Probabilistically Counting the Districtings of a Graph
Table of Contents
Given a planar graph \(G = (V,E)\) and district sizes \(\lbrace k_i\rbrace_{i=1}^n\), a political districting of \(G = (V,E)\) is a partition \(\lbrace P_i\rbrace_{i=1}^n\) of \(G\) into (simply-)connected subgraphs (called districts) satisfying \(|P_i|=k_i\).
For the purposes of this project, I’ve usually taken \(G\) be an \(n\times n\) grid graph and \(k_i=n\) for all \(i\); but this was a choice made of convenience, not necessity. This project explores a method to stochastically estimate the number of districtings of \(G\) when enumerating them is not computationally viable.
An Analogy.
Here’s an analogy for how this chain works: everyday, Gretel’s parents drop her off at a (uniformly) random spot in the Black Forest, until she is able to tell them how many trees there are in the forest. At first, Gretel tried leaving a paint mark on the tree closest to where she was dropped off, and tallying the number \(L\) of days it took for her to run back into a tree she had already marked. She’s able to calculate how many days this would take if the forest had size \(M\); so, by repeating this experiment many times (maybe changing the color of her paint every time she gets a hitting time \(L\)), she will find an estimate of \(L\) that she is confident in, and she can then reverse-engineer an estimate of \(M\) from this value. This describes the main chain of this method.
But Gretel soon realized that \(L\) was way too big – it was taking her too long to run into a tree she had already marked – so she changed her strategy. Now, she hangs up a (relatively loud) wind chime where she gets dropped off every day. She knows that she can hear any of these windchimes as long as she is within \(r=100m\) of it; and she figured out that there are usually \(N_r=1000\) trees within any 100m radius inside the forest. Now she just measures the number of days until she is dropped off in a spot where she can hear one of her wind chimes; by multiplying this number of days by 1000, she gets something akin to the hitting time \(L\) she was previously measuring. The process of estimating the volume \(N_r\) of a metric ball in the forest is what I refer to as the calibration chain.
The Mathematical Outline.
Use the notation \(𝓜_n (G)\) for the space of all districtings of \(G\) into \(n\) districts; we are interested in \(M = |𝓜_n (G)|\). The main idea of this method is to uniformly sample districtings from \(𝓜_n (G)\) until we run into one that is within a (astutely chosen) radius \(r\) of a districting in our past. When that happens, we measure a hitting time \(L\) as the number of states we had visited before hitting, and we reset the past of the chain. For example, the run of the chain below, which was sampling states uniformly from \(\lbrace 1,\ldots,100\rbrace\) with \(r=0\), would have a hitting time of \(L=7\):
\[X_1 = 15, X_2 = 81, X_3 = 91, X_4 = 39, X_5 = 20, X_6 = 45, X_7 = 39.\]
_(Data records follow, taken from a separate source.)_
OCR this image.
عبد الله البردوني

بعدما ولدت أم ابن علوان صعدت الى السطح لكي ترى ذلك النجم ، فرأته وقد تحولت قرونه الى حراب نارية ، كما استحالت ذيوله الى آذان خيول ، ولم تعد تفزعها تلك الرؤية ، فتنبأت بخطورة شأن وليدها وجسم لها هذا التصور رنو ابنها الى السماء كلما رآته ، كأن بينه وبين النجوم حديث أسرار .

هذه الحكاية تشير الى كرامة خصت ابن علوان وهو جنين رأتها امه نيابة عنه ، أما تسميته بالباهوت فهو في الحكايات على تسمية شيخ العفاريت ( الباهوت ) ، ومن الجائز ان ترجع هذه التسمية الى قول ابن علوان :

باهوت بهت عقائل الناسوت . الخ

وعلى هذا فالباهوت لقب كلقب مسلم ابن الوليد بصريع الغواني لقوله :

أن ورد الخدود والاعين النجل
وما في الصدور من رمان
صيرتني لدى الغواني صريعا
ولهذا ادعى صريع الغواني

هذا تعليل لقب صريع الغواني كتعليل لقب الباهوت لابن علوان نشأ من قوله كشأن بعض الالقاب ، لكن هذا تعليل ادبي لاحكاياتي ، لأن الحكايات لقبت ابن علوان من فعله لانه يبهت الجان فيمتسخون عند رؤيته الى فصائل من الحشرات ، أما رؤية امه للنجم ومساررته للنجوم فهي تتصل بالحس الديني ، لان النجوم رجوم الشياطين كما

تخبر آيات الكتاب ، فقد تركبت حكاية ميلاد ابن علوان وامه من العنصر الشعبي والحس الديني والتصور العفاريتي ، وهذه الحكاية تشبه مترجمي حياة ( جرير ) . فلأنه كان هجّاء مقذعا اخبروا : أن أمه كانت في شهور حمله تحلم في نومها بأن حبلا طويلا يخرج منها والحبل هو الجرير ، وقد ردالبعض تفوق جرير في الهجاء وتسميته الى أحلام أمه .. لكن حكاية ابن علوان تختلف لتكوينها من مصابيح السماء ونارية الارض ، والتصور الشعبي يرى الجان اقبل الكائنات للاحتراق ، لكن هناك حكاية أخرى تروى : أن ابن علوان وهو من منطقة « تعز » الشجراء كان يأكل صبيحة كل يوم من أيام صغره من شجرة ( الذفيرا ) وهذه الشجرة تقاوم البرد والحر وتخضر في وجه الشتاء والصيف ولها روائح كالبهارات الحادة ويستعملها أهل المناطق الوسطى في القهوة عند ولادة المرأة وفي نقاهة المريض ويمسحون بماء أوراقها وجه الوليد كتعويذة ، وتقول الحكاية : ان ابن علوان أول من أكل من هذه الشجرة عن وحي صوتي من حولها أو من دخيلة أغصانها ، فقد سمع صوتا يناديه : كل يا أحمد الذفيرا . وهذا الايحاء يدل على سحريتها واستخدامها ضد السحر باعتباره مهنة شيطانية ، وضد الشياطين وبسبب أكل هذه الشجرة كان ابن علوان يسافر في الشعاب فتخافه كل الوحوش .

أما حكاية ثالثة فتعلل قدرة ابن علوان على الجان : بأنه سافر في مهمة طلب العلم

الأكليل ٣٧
The reason I describe this as a chain, even if \(X_t\) is just sampled uniformly from \(𝓜_n (G)\), is that it is not easy in practice to generate a districting of \(G\) uniformly at random (cf. [1]). To achieve this, I run a Metropolis version of the Simple Random Walk on \(𝓜_n (G)\), and sample a state every time I am confident we have moved \(t_{mix}\) steps away from the previous sample. The proposal I use for this Simple Random Walk on \(𝓜_n (G)\) is a swap step: two districtings are adjacent if you can reach one from the other by swapping the assignment of two vertices in adjacent districts. (There is more nuance to this Metropolis chain, which I’ll skip here).
We can make some simplifying assumptions about the hitting time \(L\) to calculate the expection \(𝔼(L)\):
- As we run the chain, the metric balls we sample do not frequently overlap significantly, so that we truly are sampling around \(N_r\) districtings at a time.
- The hitting time \(L\) is big enough to smooth out the irregularities in the volumes \(N_r\) of the balls we sampled. If \(𝔼(L)\) is too small, then the data we get will depend on the specific balls we sampled, as opposed to the average \(N_r\).
With these simplifying assumptions, we can estimate \[𝔼(L)\approx\displaystyle\sum_{t=1}^{\lceil M/N\rceil -1}\frac{\prod_{j=0}^{t-1}(M-jN)}{M^{t+1}}N(t^2+t).\]
If the value of \(N_r\) is known, the above formula gives us a monotone relation between \(𝔼(L)\) and \(M\). If we have good experimental data on \(𝔼(L)\), we can invert it to solve for \(M\). It’s also worth noting that this formula only really depends on the fractional volume \(f=N/M\) of the metric balls; we could re-arrange it as \[𝔼(L)\approx\displaystyle\sum_{t=1}^{\lceil f^{-1}\rceil -1}f(t^2+t)\prod_{j=0}^{t-1}(1-jf).\]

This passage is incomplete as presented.